Some of you people think I’m bluffing when I say that I’m leaving Cincinnati. For some reason, “I will never set foot in Paul Brown Stadium again” isn’t perfectly clear to some people. Well let me make this clear: I hate Cincinnati.
No, I really hate it. People say that they have real seasons here. I hate seasons. People say how nice everyone from Cincinnati is. I hate nice people. I grew up in California, where personal opinion is verboten, the way it should be. People that live here can’t even spell “Cincinnati.” Three Ns.
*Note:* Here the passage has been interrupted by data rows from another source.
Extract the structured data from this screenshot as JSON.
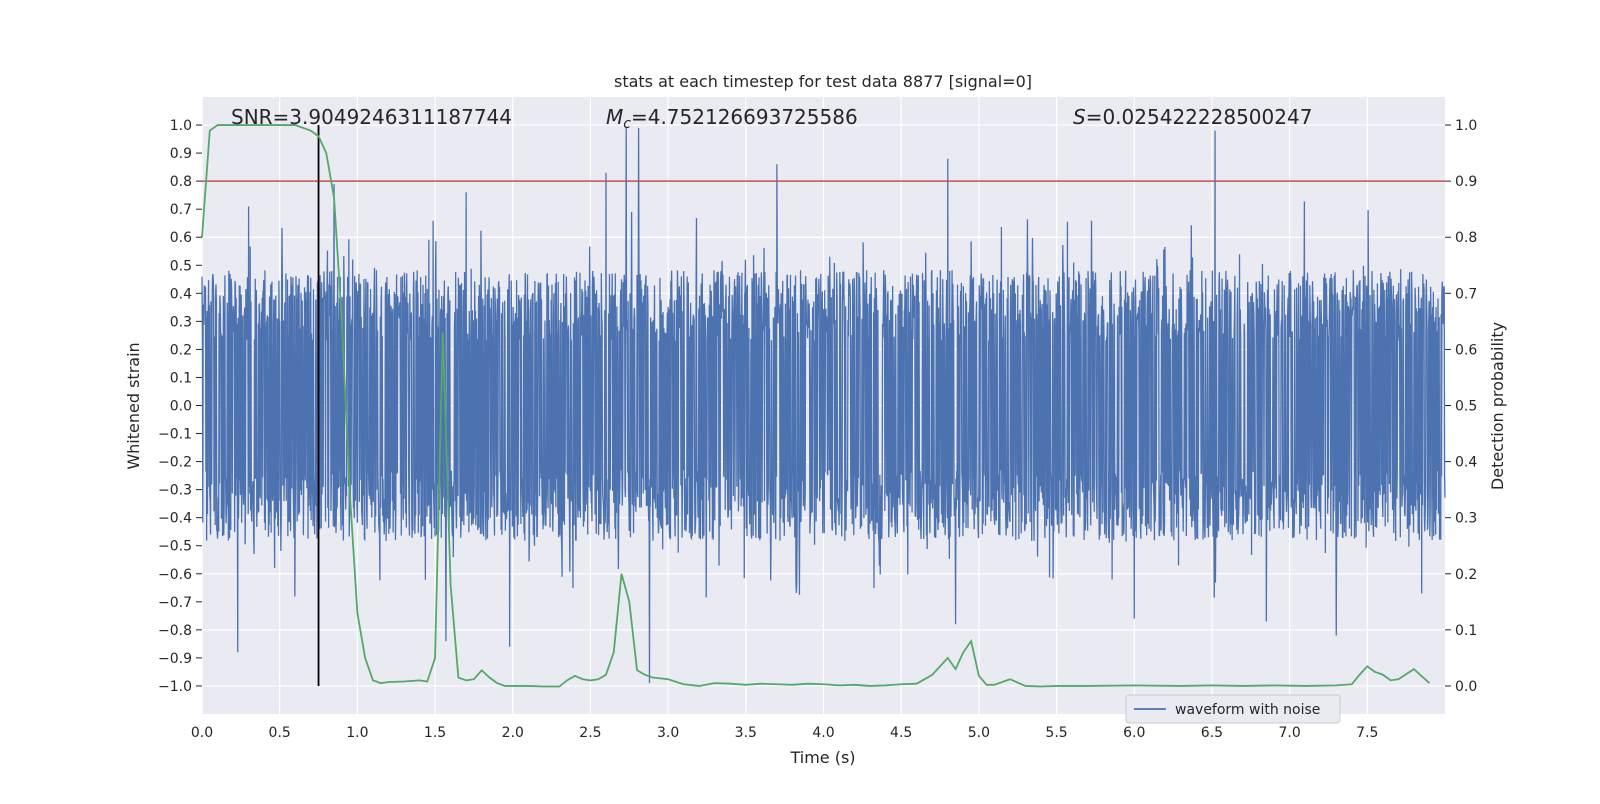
{
  "chart_data": {
    "type": "line",
    "title": "stats at each timestep for test data 8877 [signal=0]",
    "xlabel": "Time (s)",
    "ylabel_left": "Whitened strain",
    "ylabel_right": "Detection probability",
    "xlim": [
      0.0,
      8.0
    ],
    "ylim_left": [
      -1.1,
      1.1
    ],
    "ylim_right": [
      -0.05,
      1.05
    ],
    "x_ticks": [
      "0.0",
      "0.5",
      "1.0",
      "1.5",
      "2.0",
      "2.5",
      "3.0",
      "3.5",
      "4.0",
      "4.5",
      "5.0",
      "5.5",
      "6.0",
      "6.5",
      "7.0",
      "7.5"
    ],
    "x_tick_values": [
      0.0,
      0.5,
      1.0,
      1.5,
      2.0,
      2.5,
      3.0,
      3.5,
      4.0,
      4.5,
      5.0,
      5.5,
      6.0,
      6.5,
      7.0,
      7.5
    ],
    "y_ticks_left": [
      "1.0",
      "0.9",
      "0.8",
      "0.7",
      "0.6",
      "0.5",
      "0.4",
      "0.3",
      "0.2",
      "0.1",
      "0.0",
      "−0.1",
      "−0.2",
      "−0.3",
      "−0.4",
      "−0.5",
      "−0.6",
      "−0.7",
      "−0.8",
      "−0.9",
      "−1.0"
    ],
    "y_tick_values_left": [
      1.0,
      0.9,
      0.8,
      0.7,
      0.6,
      0.5,
      0.4,
      0.3,
      0.2,
      0.1,
      0.0,
      -0.1,
      -0.2,
      -0.3,
      -0.4,
      -0.5,
      -0.6,
      -0.7,
      -0.8,
      -0.9,
      -1.0
    ],
    "y_ticks_right": [
      "1.0",
      "0.9",
      "0.8",
      "0.7",
      "0.6",
      "0.5",
      "0.4",
      "0.3",
      "0.2",
      "0.1",
      "0.0"
    ],
    "y_tick_values_right": [
      1.0,
      0.9,
      0.8,
      0.7,
      0.6,
      0.5,
      0.4,
      0.3,
      0.2,
      0.1,
      0.0
    ],
    "annotations": {
      "snr": "SNR=3.9049246311187744",
      "mc_symbol": "M",
      "mc_sub": "c",
      "mc_value": "=4.752126693725586",
      "s_symbol": "S",
      "s_value": "=0.025422228500247"
    },
    "threshold": {
      "value": 0.9,
      "axis": "right",
      "color": "#c44e52"
    },
    "marker": {
      "x": 0.75,
      "y_from": -1.0,
      "y_to": 1.0,
      "color": "#000000"
    },
    "series": [
      {
        "name": "waveform with noise",
        "axis": "left",
        "color": "#4c72b0",
        "generator": "noise",
        "sample_rate": 400,
        "envelope_positive": 0.42,
        "envelope_negative": -0.42,
        "spikes": [
          {
            "x": 0.3,
            "y": 0.71
          },
          {
            "x": 0.85,
            "y": 0.79
          },
          {
            "x": 1.7,
            "y": 0.76
          },
          {
            "x": 2.6,
            "y": 0.83
          },
          {
            "x": 2.73,
            "y": 0.99
          },
          {
            "x": 2.81,
            "y": 0.99
          },
          {
            "x": 3.7,
            "y": 0.86
          },
          {
            "x": 4.8,
            "y": 0.88
          },
          {
            "x": 6.52,
            "y": 0.98
          },
          {
            "x": 0.23,
            "y": -0.88
          },
          {
            "x": 1.57,
            "y": -0.84
          },
          {
            "x": 2.88,
            "y": -0.99
          },
          {
            "x": 1.98,
            "y": -0.86
          },
          {
            "x": 4.85,
            "y": -0.78
          },
          {
            "x": 6.0,
            "y": -0.76
          },
          {
            "x": 6.85,
            "y": -0.77
          },
          {
            "x": 7.3,
            "y": -0.82
          },
          {
            "x": 7.85,
            "y": -0.67
          }
        ]
      },
      {
        "name": "detection probability",
        "axis": "right",
        "color": "#55a868",
        "x": [
          0.0,
          0.05,
          0.1,
          0.2,
          0.3,
          0.4,
          0.5,
          0.6,
          0.7,
          0.75,
          0.8,
          0.85,
          0.9,
          0.95,
          1.0,
          1.05,
          1.1,
          1.15,
          1.2,
          1.3,
          1.4,
          1.45,
          1.5,
          1.55,
          1.6,
          1.65,
          1.7,
          1.75,
          1.8,
          1.85,
          1.9,
          1.95,
          2.0,
          2.1,
          2.2,
          2.3,
          2.35,
          2.4,
          2.45,
          2.5,
          2.55,
          2.6,
          2.65,
          2.7,
          2.75,
          2.8,
          2.85,
          2.9,
          3.0,
          3.1,
          3.2,
          3.3,
          3.4,
          3.5,
          3.6,
          3.7,
          3.8,
          3.9,
          4.0,
          4.1,
          4.2,
          4.3,
          4.4,
          4.5,
          4.6,
          4.7,
          4.8,
          4.85,
          4.9,
          4.95,
          5.0,
          5.05,
          5.1,
          5.2,
          5.3,
          5.4,
          5.5,
          5.7,
          6.0,
          6.3,
          6.5,
          6.7,
          6.9,
          7.1,
          7.3,
          7.4,
          7.45,
          7.5,
          7.55,
          7.6,
          7.65,
          7.7,
          7.8,
          7.9
        ],
        "values": [
          0.8,
          0.99,
          1.0,
          1.0,
          1.0,
          1.0,
          1.0,
          1.0,
          0.99,
          0.98,
          0.95,
          0.87,
          0.65,
          0.35,
          0.13,
          0.05,
          0.01,
          0.005,
          0.007,
          0.008,
          0.01,
          0.008,
          0.05,
          0.63,
          0.18,
          0.015,
          0.01,
          0.012,
          0.028,
          0.015,
          0.005,
          0.0,
          0.0,
          0.0,
          -0.001,
          -0.001,
          0.01,
          0.018,
          0.012,
          0.01,
          0.012,
          0.02,
          0.06,
          0.2,
          0.15,
          0.028,
          0.02,
          0.015,
          0.012,
          0.003,
          0.0,
          0.005,
          0.004,
          0.002,
          0.004,
          0.003,
          0.002,
          0.004,
          0.003,
          0.001,
          0.002,
          0.0,
          0.001,
          0.003,
          0.004,
          0.02,
          0.05,
          0.03,
          0.06,
          0.08,
          0.018,
          0.002,
          0.002,
          0.012,
          0.0,
          -0.001,
          0.0,
          0.0,
          0.001,
          0.0,
          0.001,
          0.0,
          0.001,
          0.0,
          0.001,
          0.003,
          0.02,
          0.035,
          0.025,
          0.02,
          0.01,
          0.012,
          0.03,
          0.005
        ]
      }
    ],
    "legend": {
      "position": "bottom-right",
      "entries": [
        "waveform with noise"
      ]
    }
  }
}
One T. Not two Ns and two Ts. One. How hard is that?
But that won’t be my problem anymore, because I’m done with Cincinnati. You know what? Fuck Cincinnati.
Fuck the Cincinnati airport. It’s not even in Cincinnati. It’s in Kentucky. They don’t have paved roads in Kentucky, but they have an airport. Great.
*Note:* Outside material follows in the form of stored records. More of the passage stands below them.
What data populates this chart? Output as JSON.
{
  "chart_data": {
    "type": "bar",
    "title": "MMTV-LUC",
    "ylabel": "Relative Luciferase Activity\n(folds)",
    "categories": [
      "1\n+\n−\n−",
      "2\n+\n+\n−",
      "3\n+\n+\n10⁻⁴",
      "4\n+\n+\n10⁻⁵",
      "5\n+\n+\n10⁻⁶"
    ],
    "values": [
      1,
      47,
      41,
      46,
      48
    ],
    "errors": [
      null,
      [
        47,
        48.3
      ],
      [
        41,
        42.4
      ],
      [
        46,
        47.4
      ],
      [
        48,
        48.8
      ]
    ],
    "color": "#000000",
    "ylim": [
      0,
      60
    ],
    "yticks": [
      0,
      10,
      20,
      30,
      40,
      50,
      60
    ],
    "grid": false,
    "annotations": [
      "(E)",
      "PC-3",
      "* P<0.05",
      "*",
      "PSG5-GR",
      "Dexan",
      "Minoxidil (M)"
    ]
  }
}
Fuck you, Fountain Square. You’re the only people of color that can actually get jobs downtown.
Fuck you, “WKRP in Cincinnati”. Every time I tell someone I’m playing in Cincinnati, they ask “Oh, like WKRP? You know, the TV show?” Wait, do you mean THAT STUPID MOTHERFUCKING TV SHOW THAT WENT OFF THE AIR THIRTY YEARS AGO? I was two years old! I was shitting my pants instead of watching that show, and quite frankly, I’m pretty sure I got the better end of the deal!
But I did actually know a Jennifer Marlowe in high school. She got married, divorced, and then lost a bunch of weight and now she’s smokin’ hot. It’s all good, though. I sent her some pics. Of my car, you perv.
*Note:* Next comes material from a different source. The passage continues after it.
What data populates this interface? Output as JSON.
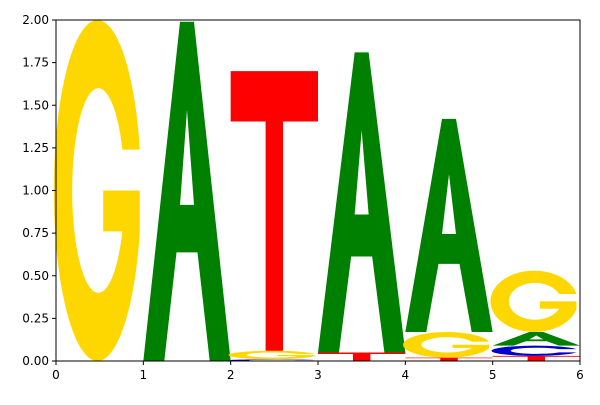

Fuck you, Skyline Chili. Looks like shit. Smells like shit. Tastes like shit. And it’s just as hard to scrub out of upholstery. I AM A PROFESSIONAL ATHLETE. I HAVE NO TIME FOR STAINS.
Fuck you, Hall Of Justice. Where was Superman when Kimo Von Luthor was crashing into my knee? CAN YOU HEAR ME, SON OF JOR-EL? I DENOUNCE YOU!
And fuck you Mike Brown. I wish I could take all the money you save from revenue sharing and your rent-free stadium deal and cram it down your fat face. You probably keep your father’s ashes in a coffee can on the mantle, don’t you? And you probably stole that can from Marge Schott. Prick.
And fuck you all, Cincinnati! I’m never coming back!
Okay, maybe I need to work on the signoff but I’m still leaving!